Mongolian character notes

This page lists characters in the following Unicode block and provides information about them.

See also the companion document, Mongolian, for a summary of the Mongolian script and its use for the Mongolian language.

Phonetic transcriptions should be treated as an approximate guide, only. Many are more phonemic than phonetic, and there may be variations depending on the source of the transcription.

Related pages.
About this page
Other character notes.

Until I can generate graphics for the tables you should view this document in Firefox, and ideally have Mongolian Baiti font on your system. Safari makes a pig's breakfast of vertical Mongolian text. Chrome does a better job, but fails to maintain cursive connections when a span is used to highlight a character in a sequence.

Unfortunately, browser support for Mongolian is still rather fragile. Fonts typically behave differently from each other with regards to implementing the necessary OpenType rules for Mongolian contextual forms, and don't always do what you'd expect. (In particular, not all of the variant forms are produced by a given font.) Since the examples and tables in this page are not graphics, they may not always reflect what is intended, and are perhaps better treated as small tests, rather than canonical representations.

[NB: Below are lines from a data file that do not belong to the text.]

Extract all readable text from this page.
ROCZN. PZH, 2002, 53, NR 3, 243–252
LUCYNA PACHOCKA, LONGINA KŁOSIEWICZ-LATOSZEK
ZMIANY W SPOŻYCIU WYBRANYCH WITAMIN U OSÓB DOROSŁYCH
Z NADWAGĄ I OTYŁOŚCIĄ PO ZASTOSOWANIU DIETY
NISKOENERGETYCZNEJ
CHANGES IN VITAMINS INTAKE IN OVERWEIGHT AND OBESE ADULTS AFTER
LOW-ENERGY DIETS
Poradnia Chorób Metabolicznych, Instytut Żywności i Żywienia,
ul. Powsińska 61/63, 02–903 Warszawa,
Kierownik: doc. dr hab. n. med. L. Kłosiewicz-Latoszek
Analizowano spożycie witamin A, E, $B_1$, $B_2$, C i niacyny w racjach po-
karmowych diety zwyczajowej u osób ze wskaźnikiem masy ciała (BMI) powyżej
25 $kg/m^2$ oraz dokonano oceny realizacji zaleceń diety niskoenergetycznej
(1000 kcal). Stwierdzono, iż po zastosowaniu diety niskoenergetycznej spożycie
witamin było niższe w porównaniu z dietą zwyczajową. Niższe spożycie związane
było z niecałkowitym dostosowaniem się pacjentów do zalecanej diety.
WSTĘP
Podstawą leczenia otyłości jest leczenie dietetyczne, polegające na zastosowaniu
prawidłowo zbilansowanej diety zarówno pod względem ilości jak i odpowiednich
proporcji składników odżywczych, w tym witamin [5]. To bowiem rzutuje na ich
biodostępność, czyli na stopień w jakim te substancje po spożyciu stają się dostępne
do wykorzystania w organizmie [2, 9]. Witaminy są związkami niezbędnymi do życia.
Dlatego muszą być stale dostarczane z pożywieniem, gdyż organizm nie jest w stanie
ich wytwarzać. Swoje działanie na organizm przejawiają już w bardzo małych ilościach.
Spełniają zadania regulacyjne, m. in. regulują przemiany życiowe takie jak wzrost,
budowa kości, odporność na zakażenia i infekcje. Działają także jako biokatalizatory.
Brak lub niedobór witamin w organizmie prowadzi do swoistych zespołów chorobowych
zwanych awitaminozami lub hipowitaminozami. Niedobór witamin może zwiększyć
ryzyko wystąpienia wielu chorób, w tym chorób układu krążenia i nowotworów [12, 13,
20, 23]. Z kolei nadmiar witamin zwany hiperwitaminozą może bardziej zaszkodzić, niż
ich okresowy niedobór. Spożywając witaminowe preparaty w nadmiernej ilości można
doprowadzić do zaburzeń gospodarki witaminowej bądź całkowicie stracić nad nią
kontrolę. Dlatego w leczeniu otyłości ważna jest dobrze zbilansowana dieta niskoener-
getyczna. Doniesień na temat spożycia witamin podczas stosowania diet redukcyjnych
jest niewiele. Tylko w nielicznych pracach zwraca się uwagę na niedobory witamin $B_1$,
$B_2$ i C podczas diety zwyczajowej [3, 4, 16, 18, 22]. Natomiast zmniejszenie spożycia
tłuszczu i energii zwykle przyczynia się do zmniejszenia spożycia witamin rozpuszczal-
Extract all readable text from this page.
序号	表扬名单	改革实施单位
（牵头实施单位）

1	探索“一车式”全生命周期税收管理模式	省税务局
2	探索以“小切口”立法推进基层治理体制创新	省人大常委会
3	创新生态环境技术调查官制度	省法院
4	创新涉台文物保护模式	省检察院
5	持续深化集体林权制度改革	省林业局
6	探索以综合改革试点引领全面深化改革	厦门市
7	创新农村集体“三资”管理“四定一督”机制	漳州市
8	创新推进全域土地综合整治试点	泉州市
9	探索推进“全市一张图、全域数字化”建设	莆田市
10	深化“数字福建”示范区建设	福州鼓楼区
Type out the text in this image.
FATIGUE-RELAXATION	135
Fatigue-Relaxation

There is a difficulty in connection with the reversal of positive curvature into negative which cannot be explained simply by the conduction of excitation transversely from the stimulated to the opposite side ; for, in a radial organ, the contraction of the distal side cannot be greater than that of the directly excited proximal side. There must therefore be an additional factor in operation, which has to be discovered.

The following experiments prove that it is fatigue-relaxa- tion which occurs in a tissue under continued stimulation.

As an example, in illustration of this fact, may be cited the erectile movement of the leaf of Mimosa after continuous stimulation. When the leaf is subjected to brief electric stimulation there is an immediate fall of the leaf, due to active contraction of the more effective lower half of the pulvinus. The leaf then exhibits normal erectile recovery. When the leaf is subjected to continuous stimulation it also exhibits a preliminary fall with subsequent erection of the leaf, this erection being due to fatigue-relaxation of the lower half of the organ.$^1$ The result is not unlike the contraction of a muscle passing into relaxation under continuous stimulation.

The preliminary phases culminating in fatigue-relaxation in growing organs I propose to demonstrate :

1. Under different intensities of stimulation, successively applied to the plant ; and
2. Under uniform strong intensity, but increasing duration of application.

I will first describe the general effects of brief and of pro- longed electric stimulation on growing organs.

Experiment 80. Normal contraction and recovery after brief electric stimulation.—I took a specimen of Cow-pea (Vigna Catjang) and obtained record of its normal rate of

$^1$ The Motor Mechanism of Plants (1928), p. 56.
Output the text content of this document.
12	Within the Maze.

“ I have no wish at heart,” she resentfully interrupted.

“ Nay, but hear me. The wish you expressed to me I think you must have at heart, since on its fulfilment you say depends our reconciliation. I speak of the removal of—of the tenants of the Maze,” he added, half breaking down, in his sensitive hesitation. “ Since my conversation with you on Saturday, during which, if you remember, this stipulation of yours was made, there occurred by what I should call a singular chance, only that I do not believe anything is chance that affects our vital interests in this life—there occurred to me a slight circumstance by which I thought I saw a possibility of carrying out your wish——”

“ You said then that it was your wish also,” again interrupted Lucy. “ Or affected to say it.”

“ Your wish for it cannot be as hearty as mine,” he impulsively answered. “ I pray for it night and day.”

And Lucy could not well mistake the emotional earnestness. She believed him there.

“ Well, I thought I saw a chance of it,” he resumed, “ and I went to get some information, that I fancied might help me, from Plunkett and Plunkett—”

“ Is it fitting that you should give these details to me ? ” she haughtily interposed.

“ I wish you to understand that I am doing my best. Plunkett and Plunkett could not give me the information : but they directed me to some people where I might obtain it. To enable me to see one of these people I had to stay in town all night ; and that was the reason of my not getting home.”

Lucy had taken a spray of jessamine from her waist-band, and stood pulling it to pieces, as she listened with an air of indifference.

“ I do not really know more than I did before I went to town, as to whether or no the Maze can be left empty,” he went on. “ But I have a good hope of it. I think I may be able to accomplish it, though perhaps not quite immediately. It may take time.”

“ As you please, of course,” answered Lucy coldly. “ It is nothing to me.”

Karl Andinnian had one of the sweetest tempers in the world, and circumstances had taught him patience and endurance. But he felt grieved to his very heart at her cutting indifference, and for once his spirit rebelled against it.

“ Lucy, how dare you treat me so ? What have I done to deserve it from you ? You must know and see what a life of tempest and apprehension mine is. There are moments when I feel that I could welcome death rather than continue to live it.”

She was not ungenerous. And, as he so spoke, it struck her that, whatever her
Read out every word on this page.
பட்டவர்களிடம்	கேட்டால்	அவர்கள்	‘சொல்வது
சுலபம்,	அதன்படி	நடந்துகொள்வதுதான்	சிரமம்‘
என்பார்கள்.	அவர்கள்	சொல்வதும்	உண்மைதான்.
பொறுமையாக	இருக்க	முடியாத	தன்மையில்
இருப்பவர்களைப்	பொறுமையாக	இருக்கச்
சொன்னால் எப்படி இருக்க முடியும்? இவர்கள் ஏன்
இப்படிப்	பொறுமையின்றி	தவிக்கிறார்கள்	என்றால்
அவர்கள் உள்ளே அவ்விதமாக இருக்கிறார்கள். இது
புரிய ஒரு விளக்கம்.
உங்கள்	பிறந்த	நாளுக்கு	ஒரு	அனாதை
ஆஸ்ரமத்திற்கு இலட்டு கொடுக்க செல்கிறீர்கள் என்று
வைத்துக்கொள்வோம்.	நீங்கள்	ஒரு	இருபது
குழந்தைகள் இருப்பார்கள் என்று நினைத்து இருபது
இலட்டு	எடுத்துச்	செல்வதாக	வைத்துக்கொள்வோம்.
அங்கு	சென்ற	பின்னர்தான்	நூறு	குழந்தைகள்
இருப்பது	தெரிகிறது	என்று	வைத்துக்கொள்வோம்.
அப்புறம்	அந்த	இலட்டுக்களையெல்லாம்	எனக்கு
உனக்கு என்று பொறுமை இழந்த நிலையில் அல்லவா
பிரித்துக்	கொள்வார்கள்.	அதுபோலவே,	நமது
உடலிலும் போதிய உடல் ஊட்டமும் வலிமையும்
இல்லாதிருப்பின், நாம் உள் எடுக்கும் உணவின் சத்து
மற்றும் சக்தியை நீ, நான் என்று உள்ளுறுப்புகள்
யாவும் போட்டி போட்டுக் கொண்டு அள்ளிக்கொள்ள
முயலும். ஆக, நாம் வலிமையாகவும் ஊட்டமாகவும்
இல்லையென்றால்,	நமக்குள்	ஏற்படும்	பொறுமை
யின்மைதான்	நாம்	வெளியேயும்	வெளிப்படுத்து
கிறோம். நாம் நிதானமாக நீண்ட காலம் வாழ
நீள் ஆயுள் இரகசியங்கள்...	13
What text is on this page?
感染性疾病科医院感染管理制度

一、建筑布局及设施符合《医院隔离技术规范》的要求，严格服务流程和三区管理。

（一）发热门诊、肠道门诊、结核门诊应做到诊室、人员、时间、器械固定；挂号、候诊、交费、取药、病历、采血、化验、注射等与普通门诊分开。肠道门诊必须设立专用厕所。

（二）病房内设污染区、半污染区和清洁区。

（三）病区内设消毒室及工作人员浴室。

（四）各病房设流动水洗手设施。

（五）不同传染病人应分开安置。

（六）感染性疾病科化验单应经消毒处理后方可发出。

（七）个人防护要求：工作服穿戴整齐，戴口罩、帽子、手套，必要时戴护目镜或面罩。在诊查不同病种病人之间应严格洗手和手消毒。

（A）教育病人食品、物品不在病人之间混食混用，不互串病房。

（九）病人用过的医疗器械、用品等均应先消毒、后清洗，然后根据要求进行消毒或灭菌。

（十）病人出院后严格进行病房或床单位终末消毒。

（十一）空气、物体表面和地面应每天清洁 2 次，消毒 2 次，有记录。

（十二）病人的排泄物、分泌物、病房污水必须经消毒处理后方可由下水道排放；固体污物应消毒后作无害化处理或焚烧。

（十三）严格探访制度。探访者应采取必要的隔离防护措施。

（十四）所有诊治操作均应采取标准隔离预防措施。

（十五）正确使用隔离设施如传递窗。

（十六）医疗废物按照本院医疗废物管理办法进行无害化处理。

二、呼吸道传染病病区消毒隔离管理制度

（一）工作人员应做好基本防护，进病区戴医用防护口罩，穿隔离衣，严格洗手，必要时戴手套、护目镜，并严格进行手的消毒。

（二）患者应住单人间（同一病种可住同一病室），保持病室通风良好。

I found that some fonts didn't interact correctly with the zero width joiner on Safari and Chrome, so I had to resort to using nirugu characters instead.

Variant forms. Many of the characters have variant forms. The number and standard character sequences to create these variants have not yet been completely standardised. Work is going on to resolve this. Where a character has variant forms, you will see a link to another document; that document summarises the latest information I have about intended variation sequences and their support in fonts.

Shape tables. Inside the Mongolian letter descriptions there are also syllable tables, showing what the letter looks like when combined with a vowel. Only the red text is an expected combination for Mongolian – the grey examples are there to simply show what your font does when an unexpected combination appears.